2. Personnel and Training

• Organogram shows clear reporting lines and responsibilities
• Job descriptions for all key roles documented
• Training matrix in place covering all GDP requirements
• Training records complete and up to date for all staff
• GDP training conducted before handling medicinal products
• Annual refresher training documented
• Competency assessments completed for responsible tasks

3. Premises and Temperature Control

• Premises suitable for intended storage (clean, secure, pest-free)
• Temperature mapping conducted and documented
• Temperature monitoring system in place with alarms
• Cold chain procedures for temperature-sensitive products
• Calibration records for temperature monitoring equipment
• Temperature excursion procedures documented and followed
• Regular review of temperature data and trends
• Warehouse segregation procedures for different product categories

4. Operations and Supply Chain

• Standard Operating Procedures (SOPs) for all key processes
• Goods receipt procedure with identity and quantity checks
• FIFO (First In, First Out) rotation implemented
• Returns handling procedure in place and followed
• Recall procedure documented and tested
• Supplier qualification and approval process in place
• Purchasing procedures ensure products are from approved sources
• Transportation temperature control procedures for distribution

5. Deviations, Complaints, and CAPA

• Deviation procedure documented with clear classification (critical, major, minor)
• All deviations documented, investigated, and closed within agreed timelines
• Root cause analysis conducted for all deviations
• CAPA process linked to deviations with effectiveness checks
• Complaints procedure in place and followed
• Complaint investigations documented with outcomes
• Periodic trend analysis of deviations and complaints

6. Self-Inspection Programme

• Annual self-inspection schedule documented
• Self-inspection procedure in place
• Trained auditors (internal or external) conduct audits
• Self-inspection reports document findings and corrective actions
• Follow-up on corrective actions verified and closed
• Self-inspection records retained as per retention requirements

Common MHRA Inspection Findings

Understanding common findings helps you focus on high-risk areas.

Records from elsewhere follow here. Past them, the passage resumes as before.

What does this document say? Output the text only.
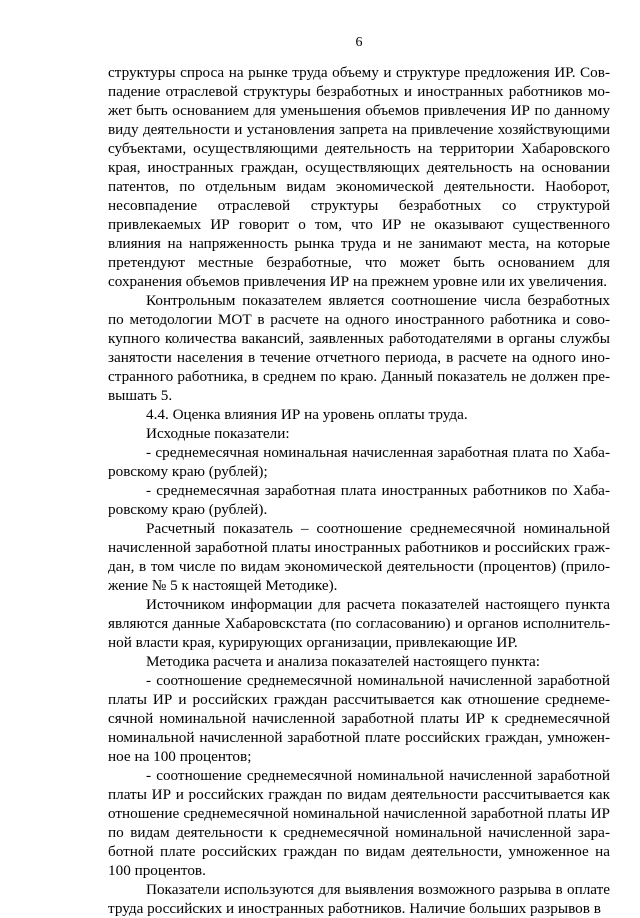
6

структуры спроса на рынке труда объему и структуре предложения ИР. Совпадение отраслевой структуры безработных и иностранных работников может быть основанием для уменьшения объемов привлечения ИР по данному виду деятельности и установления запрета на привлечение хозяйствующими субъектами, осуществляющими деятельность на территории Хабаровского края, иностранных граждан, осуществляющих деятельность на основании патентов, по отдельным видам экономической деятельности. Наоборот, несовпадение отраслевой структуры безработных со структурой привлекаемых ИР говорит о том, что ИР не оказывают существенного влияния на напряженность рынка труда и не занимают места, на которые претендуют местные безработные, что может быть основанием для сохранения объемов привлечения ИР на прежнем уровне или их увеличения.

Контрольным показателем является соотношение числа безработных по методологии МОТ в расчете на одного иностранного работника и совокупного количества вакансий, заявленных работодателями в органы службы занятости населения в течение отчетного периода, в расчете на одного иностранного работника, в среднем по краю. Данный показатель не должен превышать 5.

4.4. Оценка влияния ИР на уровень оплаты труда.

Исходные показатели:

- среднемесячная номинальная начисленная заработная плата по Хабаровскому краю (рублей);

- среднемесячная заработная плата иностранных работников по Хабаровскому краю (рублей).

Расчетный показатель – соотношение среднемесячной номинальной начисленной заработной платы иностранных работников и российских граждан, в том числе по видам экономической деятельности (процентов) (приложение № 5 к настоящей Методике).

Источником информации для расчета показателей настоящего пункта являются данные Хабаровскстата (по согласованию) и органов исполнительной власти края, курирующих организации, привлекающие ИР.

Методика расчета и анализа показателей настоящего пункта:

- соотношение среднемесячной номинальной начисленной заработной платы ИР и российских граждан рассчитывается как отношение среднемесячной номинальной начисленной заработной платы ИР к среднемесячной номинальной начисленной заработной плате российских граждан, умноженное на 100 процентов;

- соотношение среднемесячной номинальной начисленной заработной платы ИР и российских граждан по видам деятельности рассчитывается как отношение среднемесячной номинальной начисленной заработной платы ИР по видам деятельности к среднемесячной номинальной начисленной заработной плате российских граждан по видам деятельности, умноженное на 100 процентов.

Показатели используются для выявления возможного разрыва в оплате труда российских и иностранных работников. Наличие больших разрывов в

The most frequent issues include:

• Inadequate temperature monitoring and excursion handling
• Out-of-date or uncontrolled documentation
• Incomplete training records or lack of competency assessments
• Failure to investigate deviations within required timelines
• Weak supplier qualification and ongoing monitoring
• Missing or inadequate quality agreements
• Incomplete batch traceability records

How to Prepare for Your Audit

1. 1
   Conduct a pre-audit gap analysis

   Use this checklist to identify weaknesses before the auditor does.

2. 2
   Assign preparation responsibilities

   Designate team leads for each area to gather documentation.

3. 3
   Organise documentation

   Ensure records are retrievable within 24 hours as required.

4. 4
   Run a mock inspection

   Practice the audit process to build team confidence.

5. 5
   Prepare corrective actions

   Address known gaps before the audit begins.